Jesus threw the question back at the Pharisees and Herodians. His statement just raises some questions. How and where do you draw the line between the things that belong to Caesar and the things that belong to God? What are the things of Caesar and what are the things of God?
Friends, a holy god, who is one, demands the service of whole human beings. The God of Jesus has a claim on all of our life. So if God demands all of our life, what is left to render unto Caesar?
“The things that are Caesar’s.” What are they? Caesar, the State, seems to have a claim on much of our lives, but in fact, nothing belongs to him. Everything belongs to God; the things that Caesar claims are merely on loan.

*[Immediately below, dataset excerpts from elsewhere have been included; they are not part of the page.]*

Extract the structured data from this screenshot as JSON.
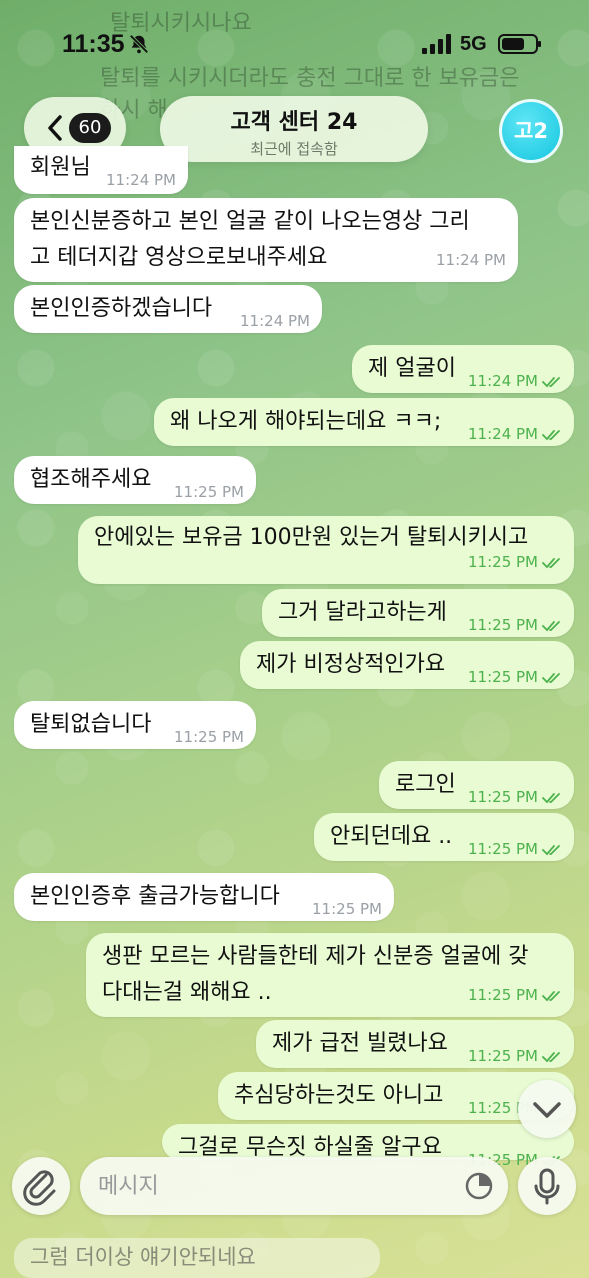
{
  "status_bar": {
    "time": "11:35",
    "network": "5G"
  },
  "ghost_top": {
    "line1": "탈퇴시키시나요",
    "line2": "탈퇴를 시키시더라도 충전 그대로 한 보유금은",
    "line3": "하시 해"
  },
  "header": {
    "back_count": "60",
    "title": "고객 센터 24",
    "subtitle": "최근에 접속함",
    "avatar_text": "고2"
  },
  "messages": [
    {
      "dir": "in",
      "lines": [
        "회원님"
      ],
      "time": "11:24 PM"
    },
    {
      "dir": "in",
      "lines": [
        "본인신분증하고 본인 얼굴 같이 나오는영상 그리",
        "고 테더지갑 영상으로보내주세요"
      ],
      "time": "11:24 PM"
    },
    {
      "dir": "in",
      "lines": [
        "본인인증하겠습니다"
      ],
      "time": "11:24 PM"
    },
    {
      "dir": "out",
      "lines": [
        "제 얼굴이"
      ],
      "time": "11:24 PM"
    },
    {
      "dir": "out",
      "lines": [
        "왜 나오게 해야되는데요 ㅋㅋ;"
      ],
      "time": "11:24 PM"
    },
    {
      "dir": "in",
      "lines": [
        "협조해주세요"
      ],
      "time": "11:25 PM"
    },
    {
      "dir": "out",
      "lines": [
        "안에있는 보유금 100만원 있는거 탈퇴시키시고"
      ],
      "time": "11:25 PM"
    },
    {
      "dir": "out",
      "lines": [
        "그거 달라고하는게"
      ],
      "time": "11:25 PM"
    },
    {
      "dir": "out",
      "lines": [
        "제가 비정상적인가요"
      ],
      "time": "11:25 PM"
    },
    {
      "dir": "in",
      "lines": [
        "탈퇴없습니다"
      ],
      "time": "11:25 PM"
    },
    {
      "dir": "out",
      "lines": [
        "로그인"
      ],
      "time": "11:25 PM"
    },
    {
      "dir": "out",
      "lines": [
        "안되던데요 .."
      ],
      "time": "11:25 PM"
    },
    {
      "dir": "in",
      "lines": [
        "본인인증후 출금가능합니다"
      ],
      "time": "11:25 PM"
    },
    {
      "dir": "out",
      "lines": [
        "생판 모르는 사람들한테 제가 신분증 얼굴에 갖",
        "다대는걸 왜해요 .."
      ],
      "time": "11:25 PM"
    },
    {
      "dir": "out",
      "lines": [
        "제가 급전 빌렸나요"
      ],
      "time": "11:25 PM"
    },
    {
      "dir": "out",
      "lines": [
        "추심당하는것도 아니고"
      ],
      "time": "11:25 PM"
    },
    {
      "dir": "out",
      "lines": [
        "그걸로 무슨짓 하실줄 알구요"
      ],
      "time": "11:25 PM"
    }
  ],
  "input": {
    "placeholder": "메시지"
  },
  "bottom_ghost": "그럼 더이상 얘기안되네요"
}
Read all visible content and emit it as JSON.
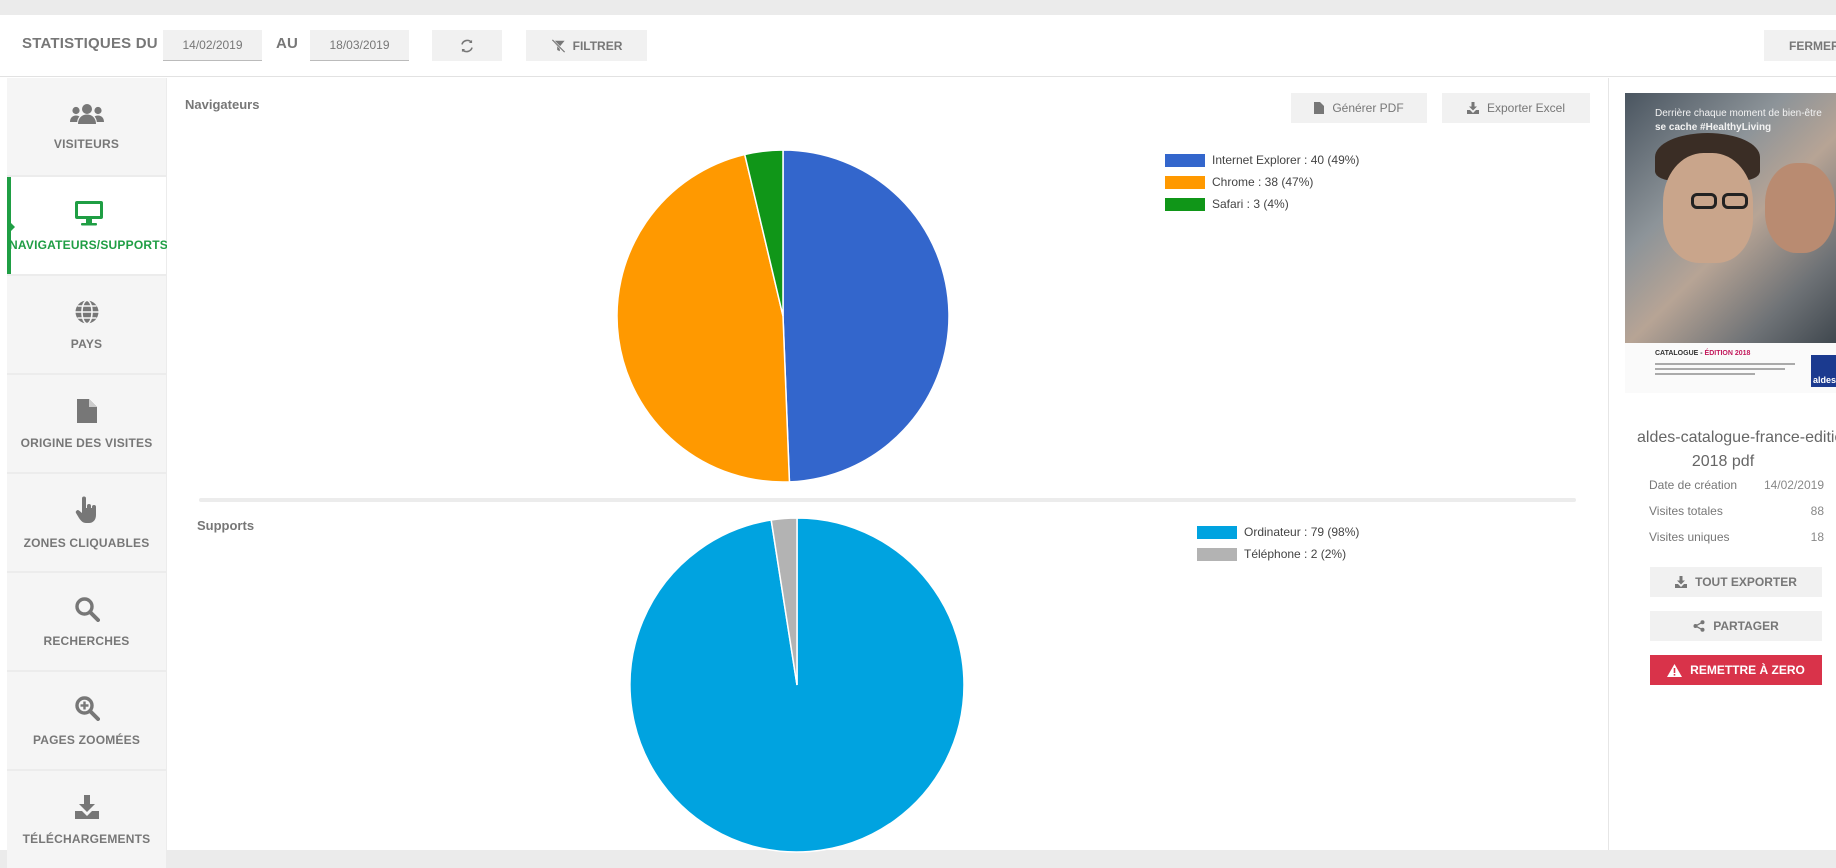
{
  "header": {
    "stats_label": "STATISTIQUES DU",
    "date_from": "14/02/2019",
    "to_label": "AU",
    "date_to": "18/03/2019",
    "filter_label": "FILTRER",
    "close_label": "FERMER"
  },
  "sidebar": {
    "items": [
      {
        "label": "VISITEURS",
        "icon": "users-icon"
      },
      {
        "label": "NAVIGATEURS/SUPPORTS",
        "icon": "desktop-icon"
      },
      {
        "label": "PAYS",
        "icon": "globe-icon"
      },
      {
        "label": "ORIGINE DES VISITES",
        "icon": "file-icon"
      },
      {
        "label": "ZONES CLIQUABLES",
        "icon": "hand-pointer-icon"
      },
      {
        "label": "RECHERCHES",
        "icon": "search-icon"
      },
      {
        "label": "PAGES ZOOMÉES",
        "icon": "zoom-in-icon"
      },
      {
        "label": "TÉLÉCHARGEMENTS",
        "icon": "download-icon"
      }
    ],
    "active_index": 1
  },
  "main": {
    "browsers_title": "Navigateurs",
    "supports_title": "Supports",
    "pdf_label": "Générer PDF",
    "excel_label": "Exporter Excel"
  },
  "chart_data": [
    {
      "type": "pie",
      "title": "Navigateurs",
      "categories": [
        "Internet Explorer",
        "Chrome",
        "Safari"
      ],
      "values": [
        40,
        38,
        3
      ],
      "colors": [
        "#3366cc",
        "#ff9900",
        "#109618"
      ],
      "legend_labels": [
        "Internet Explorer : 40 (49%)",
        "Chrome : 38 (47%)",
        "Safari : 3 (4%)"
      ],
      "legend": "right"
    },
    {
      "type": "pie",
      "title": "Supports",
      "categories": [
        "Ordinateur",
        "Téléphone"
      ],
      "values": [
        79,
        2
      ],
      "colors": [
        "#00a3e0",
        "#b3b3b3"
      ],
      "legend_labels": [
        "Ordinateur : 79 (98%)",
        "Téléphone : 2 (2%)"
      ],
      "legend": "right"
    }
  ],
  "document": {
    "tagline_1": "Derrière chaque moment de bien-être",
    "tagline_2": "se cache #HealthyLiving",
    "catalogue_prefix": "CATALOGUE",
    "catalogue_edition": "ÉDITION 2018",
    "brand": "aldes",
    "title_line1": "aldes-catalogue-france-edition",
    "title_line2": "2018 pdf",
    "meta": [
      {
        "label": "Date de création",
        "value": "14/02/2019"
      },
      {
        "label": "Visites totales",
        "value": "88"
      },
      {
        "label": "Visites uniques",
        "value": "18"
      }
    ],
    "export_all_label": "TOUT EXPORTER",
    "share_label": "PARTAGER",
    "reset_label": "REMETTRE À ZERO"
  }
}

“The things that are God’s.” The way most of us behave suggests that we believe that God has a claim on about one hour per week and a small percentage of our income. But God’s mark is upon every particle of our being.
One Sunday, a minister put a number of marker pens in the pews and after reminding the congregation that all they had and were is God’s – and that all God has and is is also theirs! – she invited them to mark one of their bank cards with the sign of the cross. The idea was that for the next several months it was nearly impossible to buy something and not reflect on whether or not this purchase aligned with their own sense of values and God-given identity. It wasn’t an answer, of course, each person had to think for themselves about how their faith impacted their decisions about spending. In an empowering way everyone that day and over many weeks was reminded of their identity as a child of God, something no amount of spending or saving could change. What it did was root faith and life together and invite some active reflection on how to live that out especially in relation to who had first place in their life and first call on their time and money - them and their desires, or God.
God wants more from us, in the end, than polite conversation. God wants for us abundant life. Because while Benjamin Franklin may have once said that death and taxes are the only two certainties of this life, each week we have the opportunity to declare that the one who was raised from death shows us that God’s love is more certain than anything else.